Image Credit: Christophe Vorlet

By Jason Zweig | 12:39 pm ET  May 15, 2015

When hiring people who call themselves strategists, be aware that some act more like tacticians instead.

That is one lesson from several recent setbacks among ETF strategists, asset managers who specialize in picking exchange-traded funds—those popular investment baskets that mimic market benchmarks like the S&P 500-stock index or the Barclays U.S. Aggregate bond index.

Until recently, ETF strategists have been sizzling hot. By March 2014, they had garnered $103 billion in assets, up from $44 billion at the end of 2011. But assets slid to $91 billion at year-end 2014 and likely dropped further in the first quarter as disappointed investors pulled money out, says Ling-Wei Hew, an analyst at Morningstar, the investment-research firm.

Some strategists, such as Vanguard Advisers, a unit of the giant Vanguard Group, and Ibbotson Associates, a subsidiary of Morningstar, bundle ETFs into highly diversified portfolios that they patiently hold.

Yet other strategists rapidly trade from one ETF to another, from ETFs to cash or from cash to ETFs. That is more tactical than strategic. When they think a market is about to go down, these tacti-strategists will move to cash; if they are bullish, they will get out of cash and back into ETFs. While such trading could limit your losses during bad markets, it often comes at a high price in the form of annual management fees and other costs that can exceed 2%.

Such strategists may manage bundles of ETFs in separate accounts, advise mutual funds or even just sell their recommendations of when to trade which funds to financial advisers.

“Financial advisers have a real appetite for this kind of product right now, since it enables them to spend less time managing portfolios and more time managing the relationship with their clients,” says Jennifer Muzerall, a senior ETF analyst at Cerulli Associates, a financial-research firm based in Boston.

But can anyone reliably beat the market with funds that are designed only to match the market?

This past week, Hartford, Conn.-based Virtus Investment Partners, which manages $55 billion in mutual funds and other assets, removed ETF strategist F-Squared Investments as an adviser to five Virtus funds.

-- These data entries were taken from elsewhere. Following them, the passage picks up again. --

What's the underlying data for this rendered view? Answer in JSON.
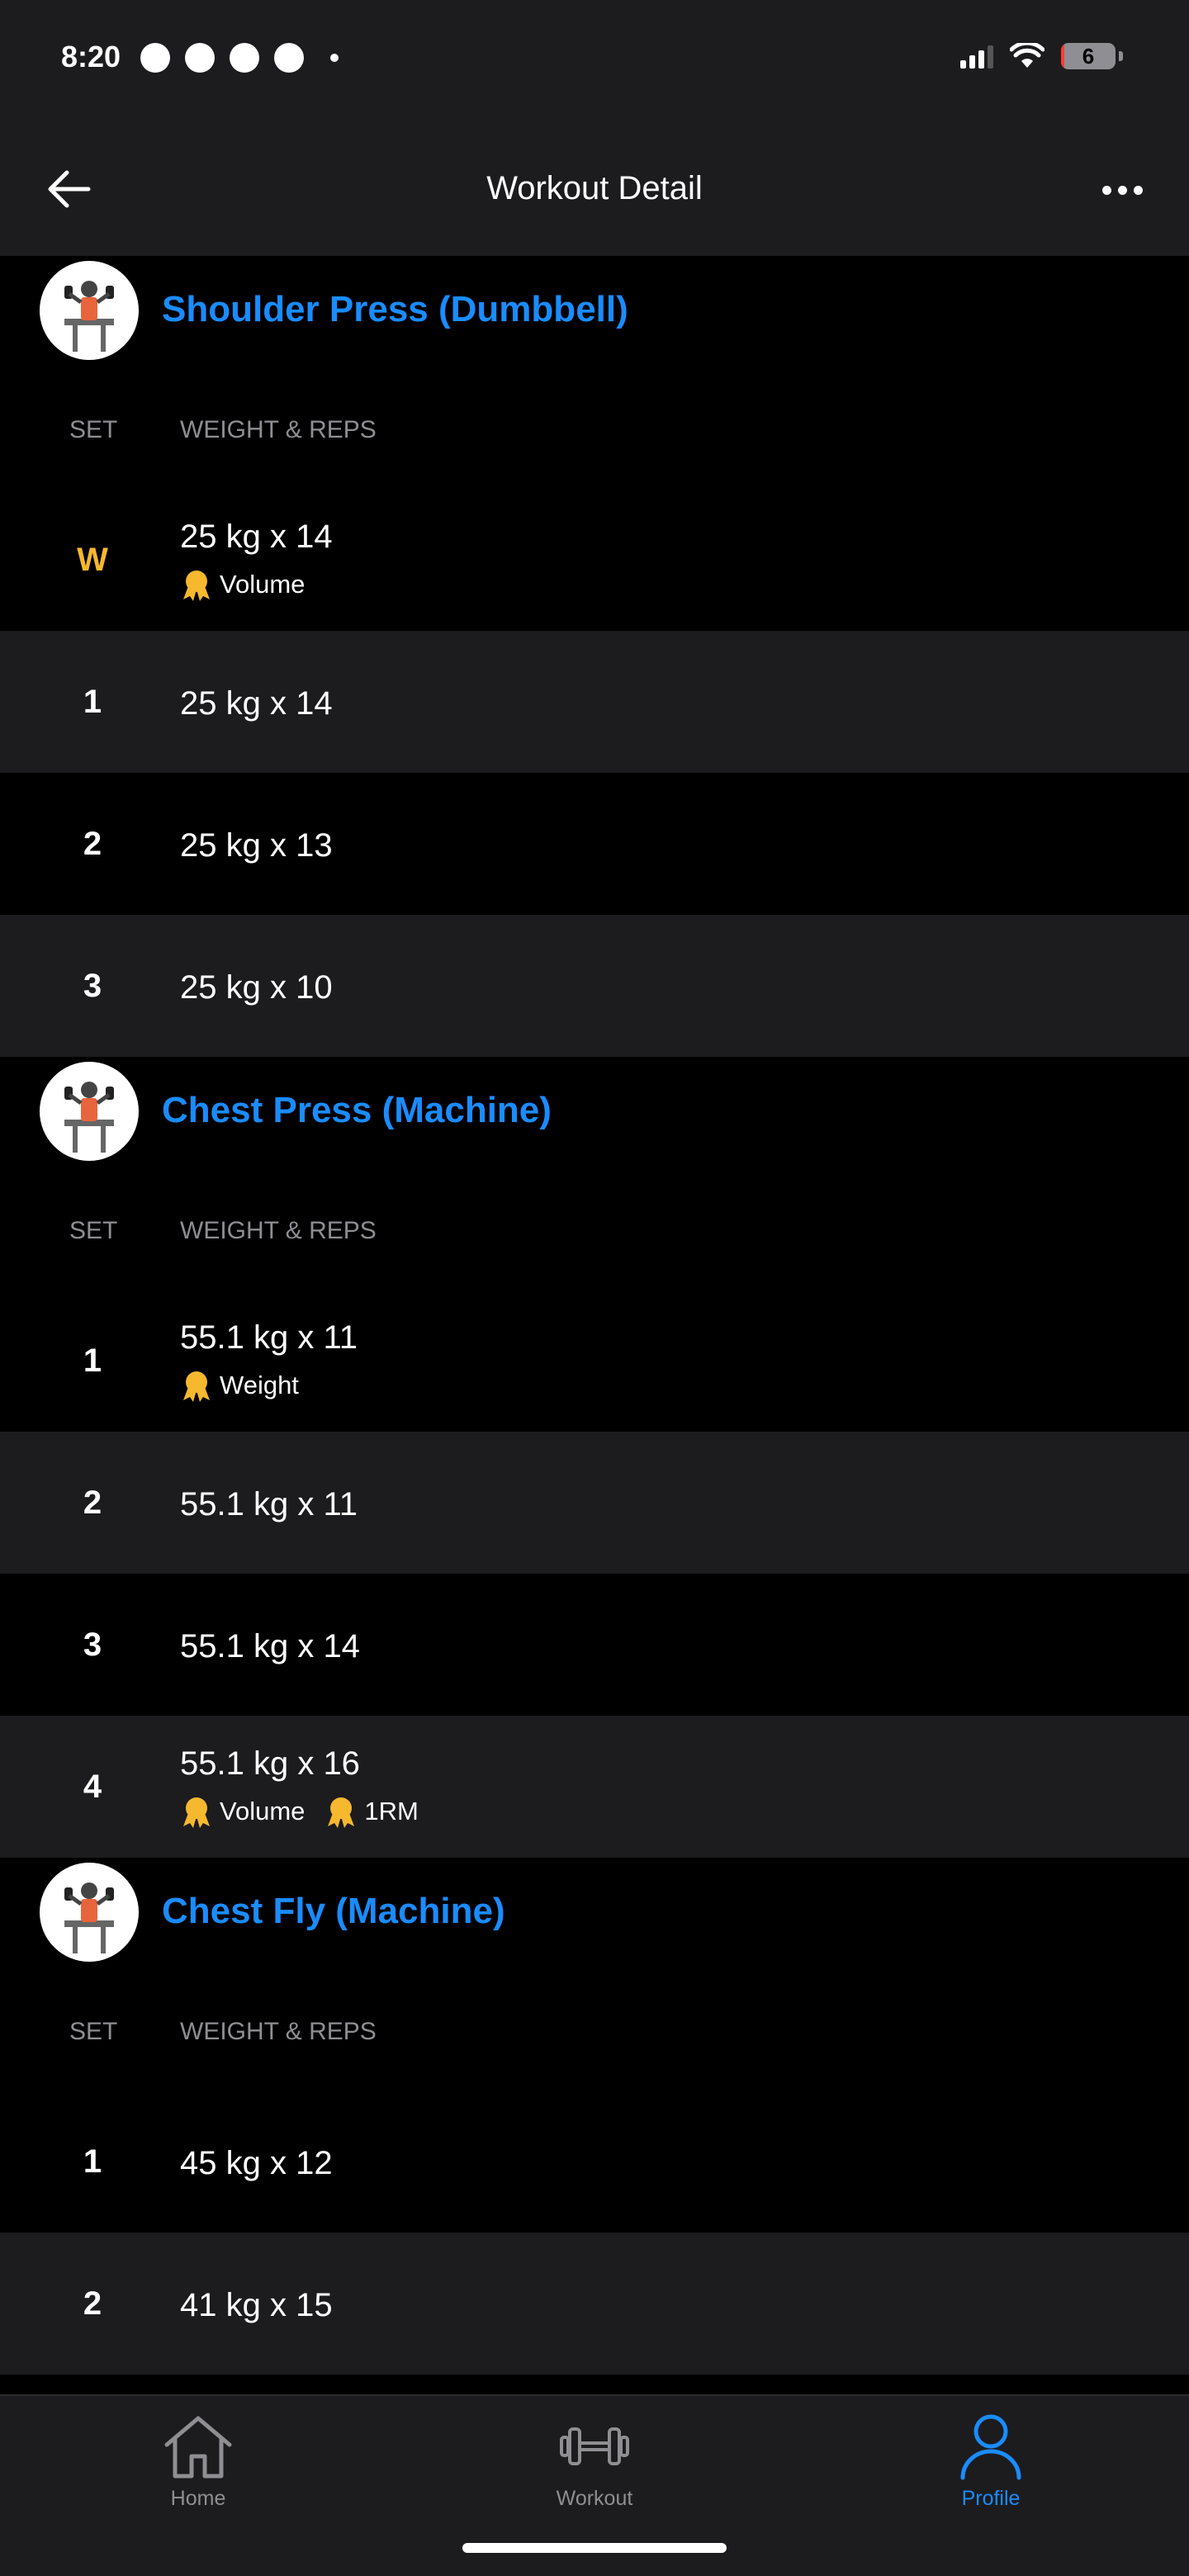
{
  "status_bar": {
    "time": "8:20",
    "battery": "6",
    "battery_level_percent": 6
  },
  "nav": {
    "title": "Workout Detail"
  },
  "exercises": [
    {
      "name": "Shoulder Press (Dumbbell)",
      "col_set": "SET",
      "col_weight_reps": "WEIGHT & REPS",
      "sets": [
        {
          "set": "W",
          "value": "25 kg x 14",
          "prs": [
            "Volume"
          ]
        },
        {
          "set": "1",
          "value": "25 kg x 14",
          "prs": []
        },
        {
          "set": "2",
          "value": "25 kg x 13",
          "prs": []
        },
        {
          "set": "3",
          "value": "25 kg x 10",
          "prs": []
        }
      ]
    },
    {
      "name": "Chest Press (Machine)",
      "col_set": "SET",
      "col_weight_reps": "WEIGHT & REPS",
      "sets": [
        {
          "set": "1",
          "value": "55.1 kg x 11",
          "prs": [
            "Weight"
          ]
        },
        {
          "set": "2",
          "value": "55.1 kg x 11",
          "prs": []
        },
        {
          "set": "3",
          "value": "55.1 kg x 14",
          "prs": []
        },
        {
          "set": "4",
          "value": "55.1 kg x 16",
          "prs": [
            "Volume",
            "1RM"
          ]
        }
      ]
    },
    {
      "name": "Chest Fly (Machine)",
      "col_set": "SET",
      "col_weight_reps": "WEIGHT & REPS",
      "sets": [
        {
          "set": "1",
          "value": "45 kg x 12",
          "prs": []
        },
        {
          "set": "2",
          "value": "41 kg x 15",
          "prs": []
        }
      ]
    }
  ],
  "tabs": [
    {
      "label": "Home",
      "icon": "home-icon",
      "active": false
    },
    {
      "label": "Workout",
      "icon": "dumbbell-icon",
      "active": false
    },
    {
      "label": "Profile",
      "icon": "person-icon",
      "active": true
    }
  ],
  "colors": {
    "accent": "#1a8cff",
    "warmup": "#f5b82e",
    "medal": "#f5b82e",
    "bg": "#000000",
    "row_alt": "#1c1c1e"
  }
}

The largest of them, now known as the Virtus Equity Trend Fund, underperformed the S&P 500 by at least two percentage points annually the past four years in a row; last year, it lagged behind the market by 11.9 points.

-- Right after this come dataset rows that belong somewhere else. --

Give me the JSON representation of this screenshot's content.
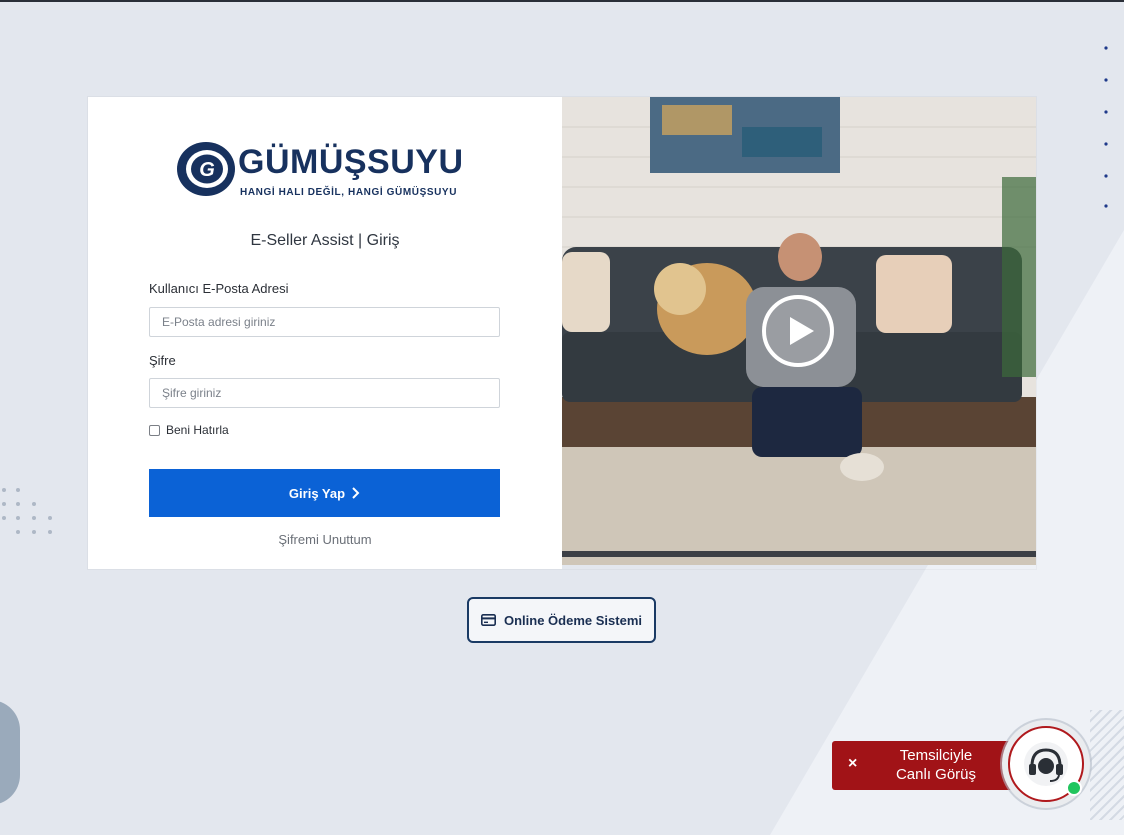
{
  "brand": {
    "logo_letter": "G",
    "name": "GÜMÜŞSUYU",
    "tagline": "HANGİ HALI DEĞİL, HANGİ GÜMÜŞSUYU",
    "color": "#17315e"
  },
  "login": {
    "title": "E-Seller Assist | Giriş",
    "email_label": "Kullanıcı E-Posta Adresi",
    "email_placeholder": "E-Posta adresi giriniz",
    "password_label": "Şifre",
    "password_placeholder": "Şifre giriniz",
    "remember_label": "Beni Hatırla",
    "submit_label": "Giriş Yap",
    "forgot_label": "Şifremi Unuttum",
    "accent": "#0b62d6"
  },
  "video": {
    "play_icon": "play-circle-icon"
  },
  "payment": {
    "label": "Online Ödeme Sistemi",
    "icon": "credit-card-icon"
  },
  "chat": {
    "close_label": "×",
    "line1": "Temsilciyle",
    "line2": "Canlı Görüş",
    "icon": "headset-icon",
    "color": "#a11317",
    "status_color": "#22c55e"
  }
}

The Virtus funds had annual portfolio turnover rates of between 129% and 337%, implying that they owned their typical holding for as little as 3½ months, and annual expenses of up to 2.23% for their most popular share class, or $223 per $10,000 invested.

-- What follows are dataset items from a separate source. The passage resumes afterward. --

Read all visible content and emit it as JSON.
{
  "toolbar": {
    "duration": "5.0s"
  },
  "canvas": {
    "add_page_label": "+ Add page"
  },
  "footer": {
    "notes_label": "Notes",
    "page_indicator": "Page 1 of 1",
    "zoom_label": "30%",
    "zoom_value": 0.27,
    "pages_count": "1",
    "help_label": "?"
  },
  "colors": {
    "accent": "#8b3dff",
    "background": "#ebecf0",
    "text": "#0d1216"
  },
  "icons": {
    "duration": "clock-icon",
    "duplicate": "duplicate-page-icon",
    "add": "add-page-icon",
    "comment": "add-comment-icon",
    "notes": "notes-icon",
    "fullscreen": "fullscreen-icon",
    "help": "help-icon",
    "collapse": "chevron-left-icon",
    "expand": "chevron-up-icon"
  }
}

Marketing materials prepared by F-Squared in 2010 said its model portfolios “create a means of modestly outperforming the S&P 500 in normal growth markets, while meaningfully outperforming the S&P 500 in bear markets.” The firm claimed to have walloped the market by an average of 13 percentage points annually over the five years ended Dec. 31, 2010.

In an interview in October 2012, Howard Present, then F-Squared’s chief executive, told me, “People now are thinking about thriving in bull markets and surviving in bear markets, and that’s what we’re all about.” He also told me, “This strategy has been run on a live basis back to 2001 using client assets.” Marketing materials then available on the F-Squared website showed one of its strategies going completely to cash in mid-2002, thus sidestepping most of that year’s 22.1% decline in the S&P 500.

But according to the Securities and Exchange Commission, F-Squared had exaggerated its past performance and didn’t begin managing money for outside clients until 2008. F-Squared consented to the SEC’s findings last December and paid $35 million to settle the claims.

F-Squared declined to comment for this column on the SEC settlement or how the firm formerly represented its results. An assistant to Mr. Present’s lead attorney, Brendan Sullivan, a partner at Williams & Connolly in Washington, says the law firm doesn’t comment on pending cases. In his response in March to the SEC’s complaint, Mr. Present denied all wrongdoing.

In the first quarter of 2015, investors—or, more likely, their financial advisers—pulled $2.9 billion from the five Virtus ETF strategy funds.

In a statement about its termination as an adviser to the funds, F-Squared said, “While Virtus’s decision is disappointing, it is not unexpected and does allow us to pursue new opportunities in the mutual fund space.”

Another leading ETF strategist, Chicago-based Good Harbor Financial, has also stumbled. The Good Harbor Tactical Core U.S. Fund, a mutual fund that follows mathematical formulas to trade ETFs, lost 20.9% last year, trailing the S&P 500 by 34 percentage points. The fund charges between 1.23% and 2.23% in annual expenses. Morningstar estimates that investors withdrew approximately $2.3 billion from Good Harbor in the fourth quarter of 2014 alone.

Good Harbor had no comment.

If your financial adviser is recommending portfolios or mutual funds assembled by ETF strategists, insist that total annual expenses be well under 1% annually and portfolio turnover less than 100%. And if your adviser implies that it is easy to beat the market with funds that can only match it, he either has a lot to learn or thinks you do.